One of the most common determinants of early death from heart disease is uncontrolled high blood pressure, which can result from clogged arteries, or, less likely, an adrenaline-secreting tumor.
Is Your High Blood Pressure a Sign of Stress or Heart Disease?
Blood pressure often reads high at the doctor’s office, so get a cuff for home use to get an idea of your baseline. Sit quietly for 3–5 minutes thinking pleasant thoughts before measuring. And consider measuring 3 times, with a few minutes of rest between each attempt. Then write down the lowest set of numbers.
* Upper number: Systolic, the upper blood pressure number, bounces around because it measures the vasoconstricting (blood vessel narrowing) effect of adrenaline, aka, the “fight or flight” stress hormone.
Unfortunately, the body reads stress as stress, whether it’s a life-threatening predator or a bill in the mail. Your body responds to both stimuli in much the same way, which creates a big jolt of heart-jittering anxiety.
If your upper number is variable and always higher than 120 (age up to 55–60) or 140 (age 60 or more), then you likely have adrenaline-induced blood pressure spikes, and the best remedy is stress management. Try meditation, forest bathing, hot-tubbing, chilling with friends, or spending time alone. These soothing activities need to be scheduled so you take this commitment seriously—and with joy!

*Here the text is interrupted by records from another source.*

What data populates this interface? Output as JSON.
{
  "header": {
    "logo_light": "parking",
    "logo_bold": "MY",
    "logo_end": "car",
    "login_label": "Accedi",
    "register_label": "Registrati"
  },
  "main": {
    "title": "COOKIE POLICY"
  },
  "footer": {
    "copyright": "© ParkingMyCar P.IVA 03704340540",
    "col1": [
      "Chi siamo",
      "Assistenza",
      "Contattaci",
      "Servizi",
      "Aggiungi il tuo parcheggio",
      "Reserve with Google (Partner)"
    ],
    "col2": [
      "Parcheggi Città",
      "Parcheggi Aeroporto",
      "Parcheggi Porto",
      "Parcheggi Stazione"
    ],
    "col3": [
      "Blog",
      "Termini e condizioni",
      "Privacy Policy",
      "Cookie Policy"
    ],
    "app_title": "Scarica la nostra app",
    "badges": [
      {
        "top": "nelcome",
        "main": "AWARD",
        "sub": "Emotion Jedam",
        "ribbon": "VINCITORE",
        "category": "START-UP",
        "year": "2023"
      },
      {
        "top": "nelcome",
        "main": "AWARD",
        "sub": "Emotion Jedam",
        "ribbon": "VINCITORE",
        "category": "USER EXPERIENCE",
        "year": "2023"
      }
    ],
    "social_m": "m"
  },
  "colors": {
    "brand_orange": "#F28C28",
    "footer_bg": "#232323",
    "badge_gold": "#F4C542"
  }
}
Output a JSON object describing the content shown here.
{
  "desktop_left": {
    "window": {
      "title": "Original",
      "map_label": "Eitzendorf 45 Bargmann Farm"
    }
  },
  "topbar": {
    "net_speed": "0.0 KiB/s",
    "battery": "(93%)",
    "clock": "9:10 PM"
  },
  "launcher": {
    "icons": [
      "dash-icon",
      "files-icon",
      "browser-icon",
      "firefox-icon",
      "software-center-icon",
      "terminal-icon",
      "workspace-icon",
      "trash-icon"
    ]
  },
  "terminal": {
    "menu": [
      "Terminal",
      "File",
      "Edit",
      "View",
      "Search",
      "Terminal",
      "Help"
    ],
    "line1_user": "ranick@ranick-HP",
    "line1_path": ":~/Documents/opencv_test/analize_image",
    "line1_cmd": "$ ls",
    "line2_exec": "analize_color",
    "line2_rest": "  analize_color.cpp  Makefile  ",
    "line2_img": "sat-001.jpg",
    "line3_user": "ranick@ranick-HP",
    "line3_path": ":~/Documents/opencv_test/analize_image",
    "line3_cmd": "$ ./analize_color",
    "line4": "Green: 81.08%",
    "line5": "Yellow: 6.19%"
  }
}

* Lower number: The bottom number in a blood pressure reading, diastolic, indicates the relative ease with which your heart muscles contract to push freshly oxygenated blood from the largest heart chamber (the left ventricle) into the aorta, which delivers oxygen-rich blood to the entire body. Oxygen drives our ability to produce glucose for fuel, to burn fat for energy, and to complete the thousands of metabolic tasks our bodies perform constantly.